Microsoft’s Peter Torr invites a flame war with his essay, How can I trust Firefox? He walks through the installation and configuration process with Firefox and determines that it reinforces some particularly bad habits for users. He concludes:
I actually think Firefox is a nice browser. It seems to render HTML without any problems, and the tabs are nice for browsing Slashdot. But just because it doesn’t currently have any unpatched security vulnerabilities talked about in the press doesn’t mean they don’t exist (Secunia currently lists three unpatched vulnerabilities, for example).

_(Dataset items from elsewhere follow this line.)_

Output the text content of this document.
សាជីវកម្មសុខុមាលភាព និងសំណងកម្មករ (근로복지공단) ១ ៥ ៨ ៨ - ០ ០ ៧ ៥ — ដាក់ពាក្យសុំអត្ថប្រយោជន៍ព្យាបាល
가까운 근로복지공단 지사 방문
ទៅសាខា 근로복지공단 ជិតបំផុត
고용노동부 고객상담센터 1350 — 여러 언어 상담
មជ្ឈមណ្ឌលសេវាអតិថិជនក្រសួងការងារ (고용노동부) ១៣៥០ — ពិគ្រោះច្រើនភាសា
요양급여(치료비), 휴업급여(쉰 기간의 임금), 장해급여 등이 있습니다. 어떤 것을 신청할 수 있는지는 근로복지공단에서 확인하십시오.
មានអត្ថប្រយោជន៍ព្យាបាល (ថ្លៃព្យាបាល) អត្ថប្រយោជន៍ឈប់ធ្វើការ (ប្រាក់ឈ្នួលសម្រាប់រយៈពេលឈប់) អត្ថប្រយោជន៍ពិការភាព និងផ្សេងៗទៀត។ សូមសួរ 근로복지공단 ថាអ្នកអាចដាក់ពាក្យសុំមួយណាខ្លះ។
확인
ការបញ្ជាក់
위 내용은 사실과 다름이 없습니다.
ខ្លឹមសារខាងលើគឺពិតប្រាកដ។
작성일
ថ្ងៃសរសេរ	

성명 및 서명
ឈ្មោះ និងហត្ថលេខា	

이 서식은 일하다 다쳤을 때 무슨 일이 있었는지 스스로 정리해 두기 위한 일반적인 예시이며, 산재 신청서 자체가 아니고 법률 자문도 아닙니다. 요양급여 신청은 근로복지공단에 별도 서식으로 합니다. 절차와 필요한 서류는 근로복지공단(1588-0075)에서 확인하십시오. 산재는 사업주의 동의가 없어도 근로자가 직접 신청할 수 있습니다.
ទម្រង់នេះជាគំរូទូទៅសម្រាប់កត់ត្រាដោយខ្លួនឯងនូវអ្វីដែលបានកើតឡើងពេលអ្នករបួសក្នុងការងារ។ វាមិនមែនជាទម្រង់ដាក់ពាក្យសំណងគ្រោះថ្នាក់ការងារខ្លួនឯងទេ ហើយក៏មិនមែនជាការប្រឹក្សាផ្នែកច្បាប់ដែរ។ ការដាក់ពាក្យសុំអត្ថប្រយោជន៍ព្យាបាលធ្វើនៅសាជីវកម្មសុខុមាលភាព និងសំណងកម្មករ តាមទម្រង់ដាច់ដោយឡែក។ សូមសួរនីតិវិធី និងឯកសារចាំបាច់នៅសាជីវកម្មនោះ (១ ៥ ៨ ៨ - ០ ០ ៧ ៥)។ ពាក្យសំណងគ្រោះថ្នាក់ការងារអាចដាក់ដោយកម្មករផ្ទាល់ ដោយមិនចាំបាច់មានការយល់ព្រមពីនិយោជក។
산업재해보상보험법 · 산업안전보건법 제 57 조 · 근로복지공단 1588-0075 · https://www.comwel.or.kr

Mozilla has had its share of security vulnerabilities in the past (just as IE has), and — despite what the open source folk might say — Mozilla keeps their security bugs hidden from the public (just like Microsoft does) in order to protect their customers from coming under attack by malicious users. Note that this is not a bad thing; all vendors should treat security bugs responsibly to ensure customers are not put at undue risk. It’s just something you should be aware of. Just because you don’t see any unpatched security bugs in Bugzilla doesn’t mean they don’t exist, either.
But the thing that makes me really not trust the browser is that it doesn’t matter how secure the original code is if the typical usage pattern of the browser requires users to perform insecure actions.
- Installing Firefox requires downloading an unsigned binary from a random web server
- Installing unsigned extensions is the default action in the Extensions dialog
- There is no way to check the signature on downloaded program files
- There is no obvious way to turn off plug-ins once they are installed
- There is an easy way to bypass the “This might be a virus” dialog
This is definitely food for thought. My take? I use Firefox. It’s a nice piece of software, and in terms of usability I believe it is a better choice for folks who want a powerful Web browsing tool. But contrary to what some ill-informed folks in the media are saying, it is not a cure-all for security problems.